The penetration of antiretroviral drugs into the lung and other tissues has been shown for tenofovir in animal models and tenofovir, FTC, 3TC, and efavirenz in humans.
In line with the greater all-cause mortality of HIV-positive persons compared with the overall Spanish population, we found greater age- and sex-standardized mortality from COVID-19 in HIV-positive persons than within the general population. This comparison, however, isn’t straightforward, because biological age in persons with long-standing HIV infection is estimated to be 5 to 10 years greater than chronologic age, because the results of chronic immune activation by persistent gut microbial translocation, sustained chronic antigen stimulation, and co-infection by other pathogens. Although reporting delays aren’t expected for the HIV-positive persons in our study, the danger for COVID-19 diagnosis was lower within the HIV-positive population than within the general population.

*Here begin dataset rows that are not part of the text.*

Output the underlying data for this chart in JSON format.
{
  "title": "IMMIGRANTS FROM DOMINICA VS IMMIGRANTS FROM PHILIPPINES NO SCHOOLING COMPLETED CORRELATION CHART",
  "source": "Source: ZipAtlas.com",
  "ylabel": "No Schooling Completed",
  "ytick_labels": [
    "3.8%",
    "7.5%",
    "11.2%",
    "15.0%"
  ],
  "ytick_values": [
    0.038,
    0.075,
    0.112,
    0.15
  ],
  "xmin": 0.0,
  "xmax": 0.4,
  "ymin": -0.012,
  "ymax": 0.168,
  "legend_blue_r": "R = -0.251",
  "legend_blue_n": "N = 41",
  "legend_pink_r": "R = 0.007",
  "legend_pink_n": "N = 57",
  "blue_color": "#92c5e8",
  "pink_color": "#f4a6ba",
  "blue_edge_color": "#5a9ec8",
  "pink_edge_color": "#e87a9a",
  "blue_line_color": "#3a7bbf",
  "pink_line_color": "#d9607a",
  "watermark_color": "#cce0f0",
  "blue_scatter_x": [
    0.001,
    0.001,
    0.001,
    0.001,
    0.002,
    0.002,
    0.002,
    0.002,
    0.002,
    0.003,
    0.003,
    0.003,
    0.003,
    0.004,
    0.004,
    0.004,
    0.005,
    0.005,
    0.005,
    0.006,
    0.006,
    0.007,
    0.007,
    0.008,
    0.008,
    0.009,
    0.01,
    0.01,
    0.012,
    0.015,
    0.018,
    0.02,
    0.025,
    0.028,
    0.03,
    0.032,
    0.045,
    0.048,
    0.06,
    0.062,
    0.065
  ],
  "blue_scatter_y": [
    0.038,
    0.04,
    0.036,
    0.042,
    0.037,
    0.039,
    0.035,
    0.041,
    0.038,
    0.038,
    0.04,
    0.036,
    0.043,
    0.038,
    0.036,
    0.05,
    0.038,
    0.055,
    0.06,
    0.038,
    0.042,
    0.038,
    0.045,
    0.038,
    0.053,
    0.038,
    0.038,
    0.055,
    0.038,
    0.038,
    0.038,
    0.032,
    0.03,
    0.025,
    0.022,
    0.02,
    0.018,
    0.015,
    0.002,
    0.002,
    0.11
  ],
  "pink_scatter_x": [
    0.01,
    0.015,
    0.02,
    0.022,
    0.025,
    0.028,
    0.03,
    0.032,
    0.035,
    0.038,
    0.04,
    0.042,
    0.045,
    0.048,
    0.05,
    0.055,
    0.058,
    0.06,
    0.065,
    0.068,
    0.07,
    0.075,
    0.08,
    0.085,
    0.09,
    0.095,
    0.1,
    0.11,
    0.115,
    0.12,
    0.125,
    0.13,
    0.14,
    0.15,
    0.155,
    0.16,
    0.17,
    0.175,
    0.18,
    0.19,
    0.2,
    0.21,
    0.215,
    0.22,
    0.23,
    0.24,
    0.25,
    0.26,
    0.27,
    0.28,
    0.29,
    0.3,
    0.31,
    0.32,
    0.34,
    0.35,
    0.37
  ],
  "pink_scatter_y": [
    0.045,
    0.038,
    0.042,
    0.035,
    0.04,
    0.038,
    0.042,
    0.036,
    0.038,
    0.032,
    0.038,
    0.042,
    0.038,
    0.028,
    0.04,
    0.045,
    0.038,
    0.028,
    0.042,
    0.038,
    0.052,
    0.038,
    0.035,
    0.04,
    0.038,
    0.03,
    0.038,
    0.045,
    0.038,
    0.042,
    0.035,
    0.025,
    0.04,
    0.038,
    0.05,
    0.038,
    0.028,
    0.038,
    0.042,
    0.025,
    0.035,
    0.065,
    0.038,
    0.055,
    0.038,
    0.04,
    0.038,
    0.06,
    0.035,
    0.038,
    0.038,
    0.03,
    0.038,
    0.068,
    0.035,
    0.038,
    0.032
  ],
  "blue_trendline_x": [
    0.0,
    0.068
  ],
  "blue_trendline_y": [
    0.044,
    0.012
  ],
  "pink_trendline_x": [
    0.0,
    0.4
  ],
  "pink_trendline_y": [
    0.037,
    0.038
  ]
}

This risk was noticeably lower among HIV-positive persons receiving TDF/FTC. Our results suggest that the danger for COVID-19 diagnosis isn’t higher in HIV-positive persons than within the general population in which HIV-positive patients receiving TDF/FTC had a lower risk for COVID-19 and related hospitalization than other HIV-positive persons.
These findings warrant further investigation in studies of HIV preexposure prophylaxis and randomized trials for the treatment and prevention of COVID-19 in persons without HIV.